The same logic can also be applied to journals and labs. A z-score of 2.5 in a journal with an average z-score of 2.3 is less trustworthy than a z-score of 2.5 in a journal with an average z-score of 3.5. In the former journal, a z-score of 2.5 is likely to be inflated, whereas in the latter journal a z-score of 2.5 is more likely to be negatively biased by sampling error. For example, currently a z-score of 2.5 is more likely to reveal a true effect if it is published in a cognitive journal than a social journal (see ranking of psychology journals).

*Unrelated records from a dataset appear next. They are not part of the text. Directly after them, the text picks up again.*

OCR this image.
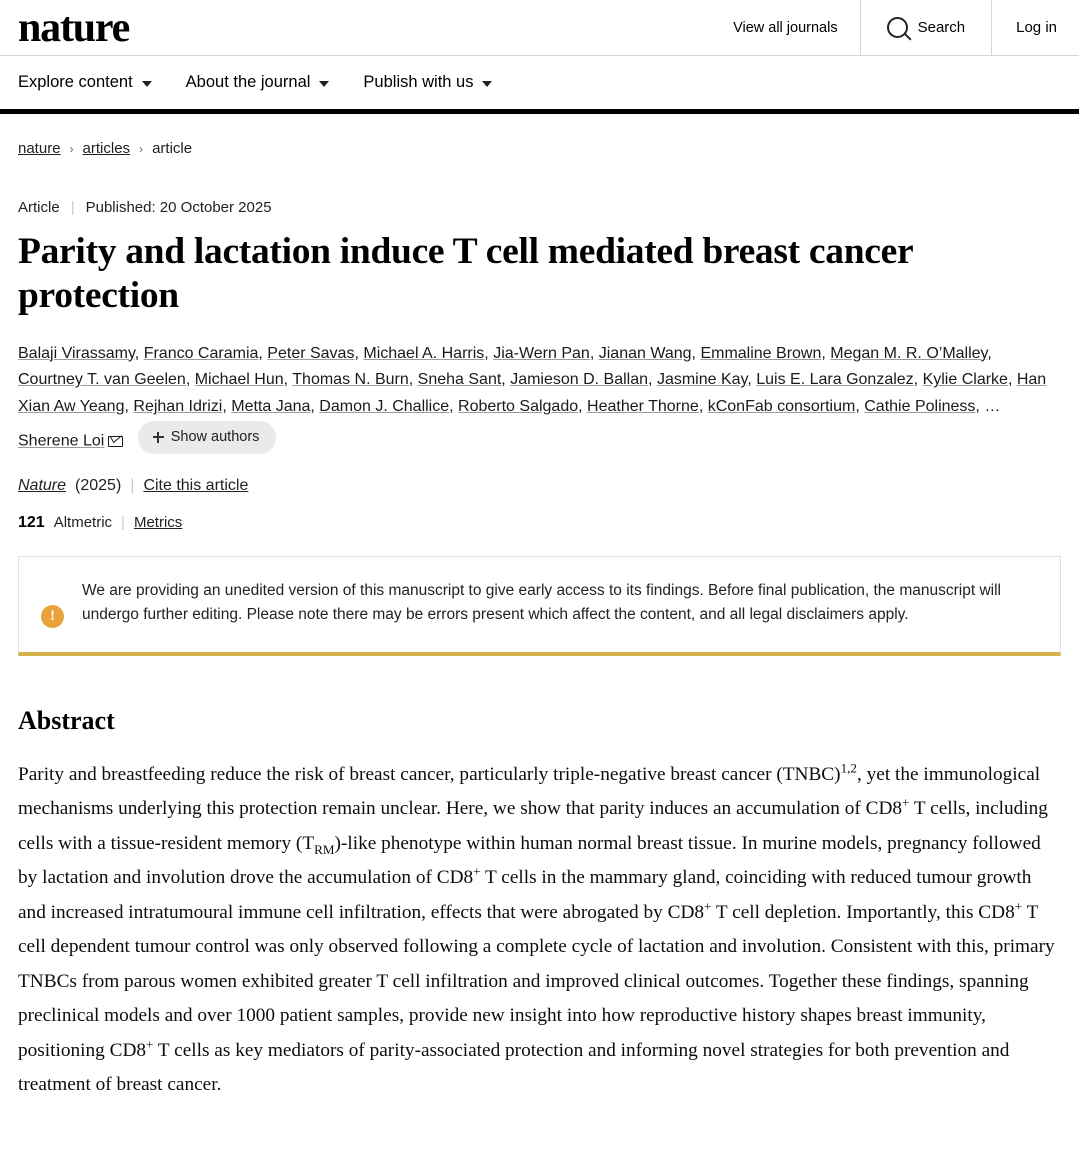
nature	View all journals	Search	Log in
Explore content	About the journal	Publish with us
nature › articles › article
Article | Published: 20 October 2025
Parity and lactation induce T cell mediated breast cancer protection
Balaji Virassamy, Franco Caramia, Peter Savas, Michael A. Harris, Jia-Wern Pan, Jianan Wang, Emmaline Brown, Megan M. R. O’Malley, Courtney T. van Geelen, Michael Hun, Thomas N. Burn, Sneha Sant, Jamieson D. Ballan, Jasmine Kay, Luis E. Lara Gonzalez, Kylie Clarke, Han Xian Aw Yeang, Rejhan Idrizi, Metta Jana, Damon J. Challice, Roberto Salgado, Heather Thorne, kConFab consortium, Cathie Poliness, … Sherene Loi	Show authors
Nature (2025) | Cite this article
121 Altmetric | Metrics
!
We are providing an unedited version of this manuscript to give early access to its findings. Before final publication, the manuscript will undergo further editing. Please note there may be errors present which affect the content, and all legal disclaimers apply.
Abstract
Parity and breastfeeding reduce the risk of breast cancer, particularly triple-negative breast cancer (TNBC)$^{1,2}$, yet the immunological mechanisms underlying this protection remain unclear. Here, we show that parity induces an accumulation of CD8+ T cells, including cells with a tissue-resident memory $(T_{RM})$-like phenotype within human normal breast tissue. In murine models, pregnancy followed by lactation and involution drove the accumulation of CD8+ T cells in the mammary gland, coinciding with reduced tumour growth and increased intratumoural immune cell infiltration, effects that were abrogated by CD8+ T cell depletion. Importantly, this CD8+ T cell dependent tumour control was only observed following a complete cycle of lactation and involution. Consistent with this, primary TNBCs from parous women exhibited greater T cell infiltration and improved clinical outcomes. Together these findings, spanning preclinical models and over 1000 patient samples, provide new insight into how reproductive history shapes breast immunity, positioning CD8+ T cells as key mediators of parity-associated protection and informing novel strategies for both prevention and treatment of breast cancer.
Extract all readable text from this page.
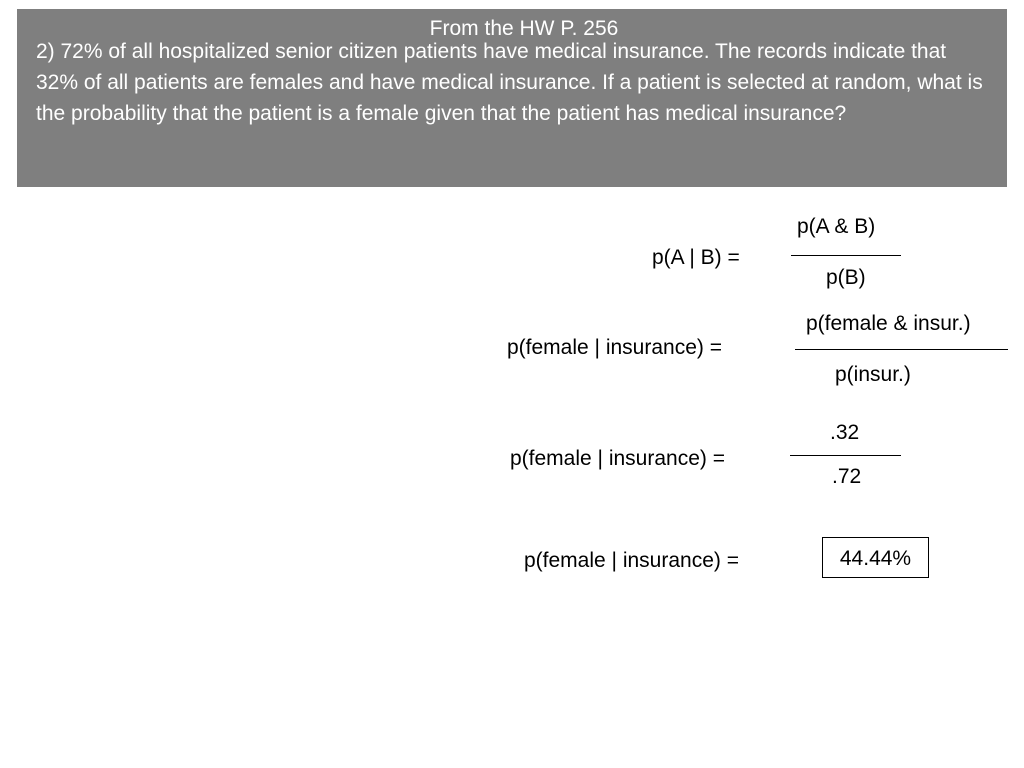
From the HW P. 256
2) 72% of all hospitalized senior citizen patients have medical insurance. The records indicate that 32% of all patients are females and have medical insurance. If a patient is selected at random, what is the probability that the patient is a female given that the patient has medical insurance?
p(A | B) =
p(A & B)
p(B)
p(female | insurance) =
p(female & insur.)
p(insur.)
p(female | insurance) =
.32
.72
p(female | insurance) =	44.44%
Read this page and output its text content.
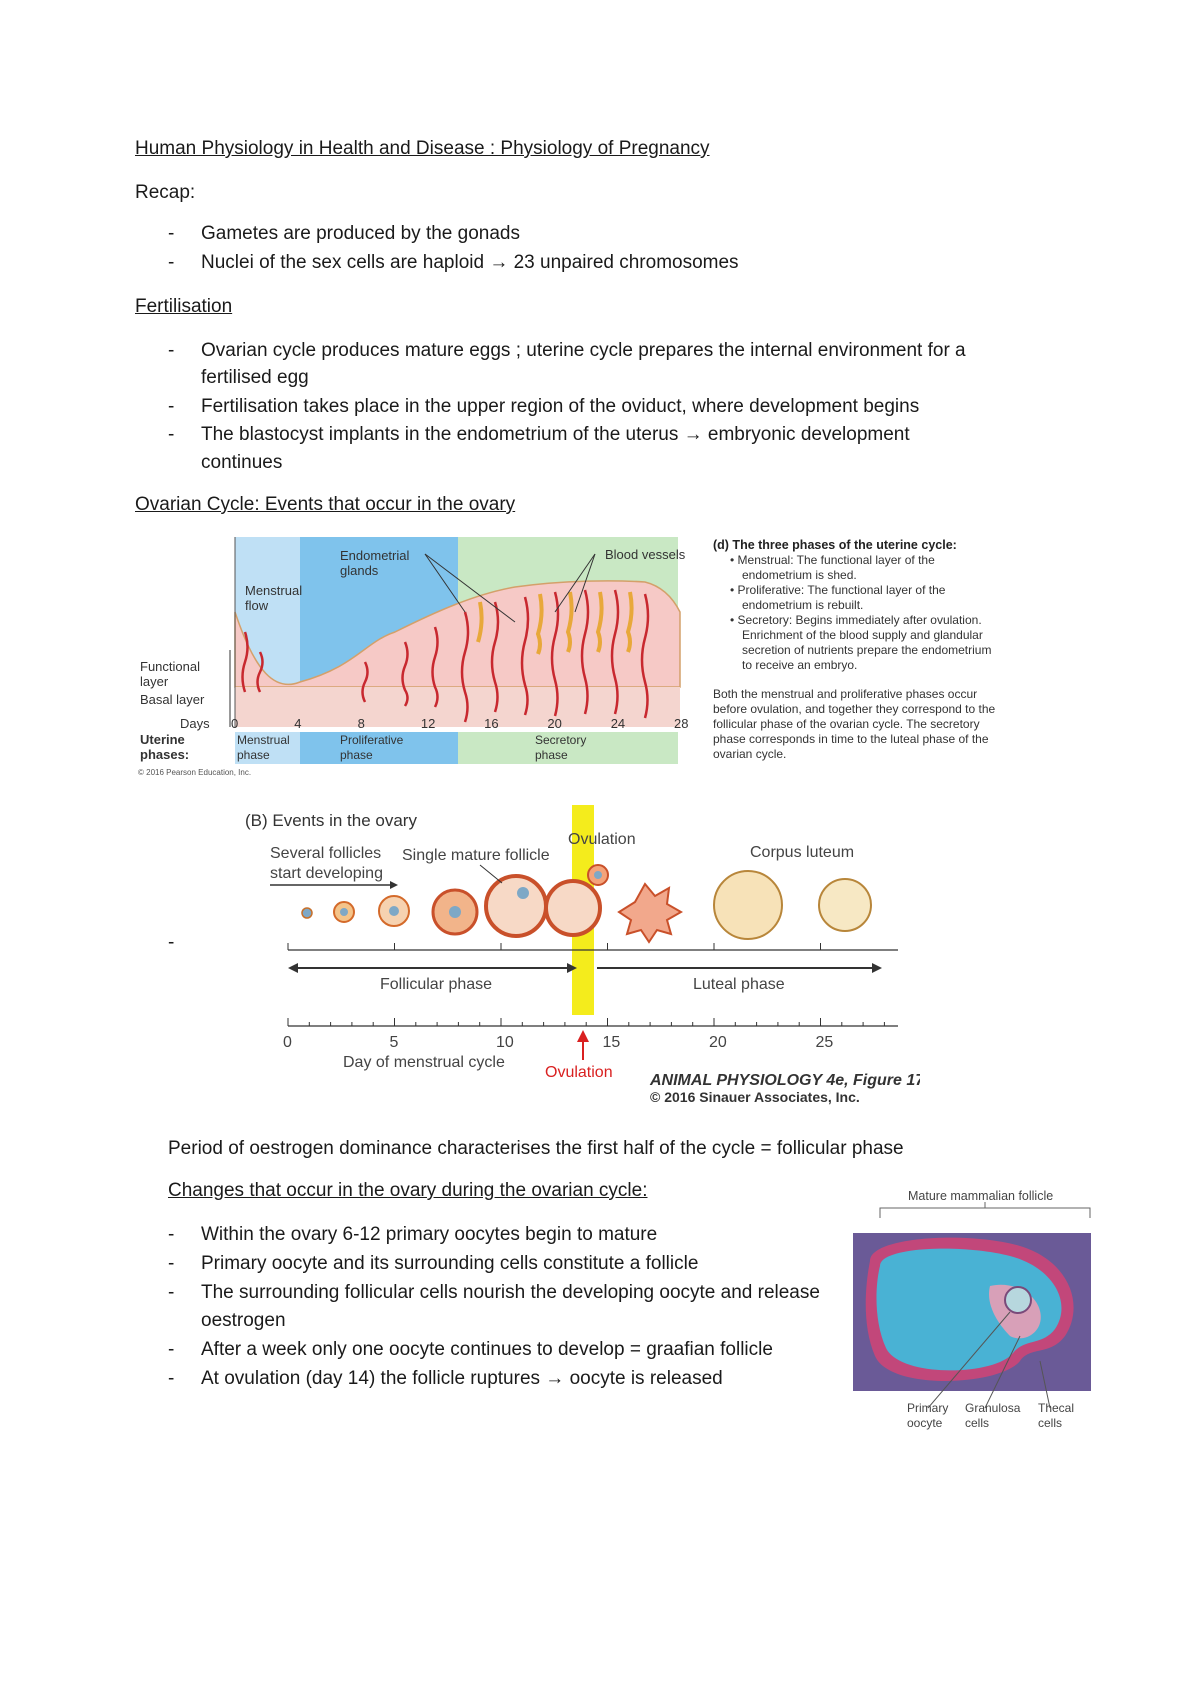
Human Physiology in Health and Disease : Physiology of Pregnancy
Recap:
- Gametes are produced by the gonads
- Nuclei of the sex cells are haploid → 23 unpaired chromosomes
Fertilisation
- Ovarian cycle produces mature eggs ; uterine cycle prepares the internal environment for a
fertilised egg
- Fertilisation takes place in the upper region of the oviduct, where development begins
- The blastocyst implants in the endometrium of the uterus → embryonic development
continues
Ovarian Cycle: Events that occur in the ovary
Endometrial glands
Blood vessels
Menstrual flow
Functional layer
Basal layer
Days 0	4	8	12	16	20	24	28
Uterine phases:
Menstrual phase
Proliferative phase
Secretory phase
© 2016 Pearson Education, Inc.
(d) The three phases of the uterine cycle:
• Menstrual: The functional layer of the endometrium is shed. • Proliferative: The functional layer of the endometrium is rebuilt. • Secretory: Begins immediately after ovulation. Enrichment of the blood supply and glandular secretion of nutrients prepare the endometrium to receive an embryo.
Both the menstrual and proliferative phases occur before ovulation, and together they correspond to the follicular phase of the ovarian cycle. The secretory phase corresponds in time to the luteal phase of the ovarian cycle.
-
(B) Events in the ovary
Several follicles start developing
Single mature follicle
Ovulation
Corpus luteum
Follicular phase	Luteal phase
0	5	10	15	20	25
Day of menstrual cycle
Ovulation ANIMAL PHYSIOLOGY 4e, Figure 17.11
© 2016 Sinauer Associates, Inc.
Period of oestrogen dominance characterises the first half of the cycle = follicular phase
Changes that occur in the ovary during the ovarian cycle:
- Within the ovary 6-12 primary oocytes begin to mature
- Primary oocyte and its surrounding cells constitute a follicle
- The surrounding follicular cells nourish the developing oocyte and release
oestrogen
- After a week only one oocyte continues to develop = graafian follicle
- At ovulation (day 14) the follicle ruptures → oocyte is released
Mature mammalian follicle
Primary oocyte
Granulosa cells
Thecal cells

The same logic applies even more strongly to labs because labs have a distinct research culture (MO). Some labs conduct many underpowered studies and publish only the studies that worked. Other labs may conduct fewer studies with high power. A z-score of 2.5 is more trustworthy if it comes from a lab with high average power than from a lab with low average power. Thus, providing information about the post-hoc-power of individual researchers can help readers to evaluate the strength of evidence of individual studies in the context of the typical strength of evidence that is obtained in a specific lab. This will create an incentive to publish results with strong evidence rather than fishing for significant results because a low replicability index increases the criterion at which results from a lab provide evidence for an effect.
1 thought on “Examining the Replicability of 66,212 Published Results in Social Psychology: A Post-Hoc-Power Analysis Informed by the Actual Success Rate in the OSF-Reproducibilty Project”
I think this is an overestimate Uli. There’s a deep, structural sampling issue that will bust some of the assumptions of the stats here.
Imagine that the reported effects were based on studies that used skewed and artificially homogeneous samples. The probability of replication in subsequent studies that draw randomly from the population, or just more broadly from the population, should be lower than your methods would estimate.
Since so many of the effects are based on college kid samples from North America, the well-documented WEIRD situation, we can’t use generic replication probability estimates. Many of the original effects arose in unreasonably low-noise samples, and samples that are skewed on numerous relevant dimensions.
There are a handful of effects where using community samples might make them easier to detect, but in the vast majority of cases, I expect they’ll be harder to detect. In many cases, the effect isn’t going to be real in any sense, not when applied to humans as such.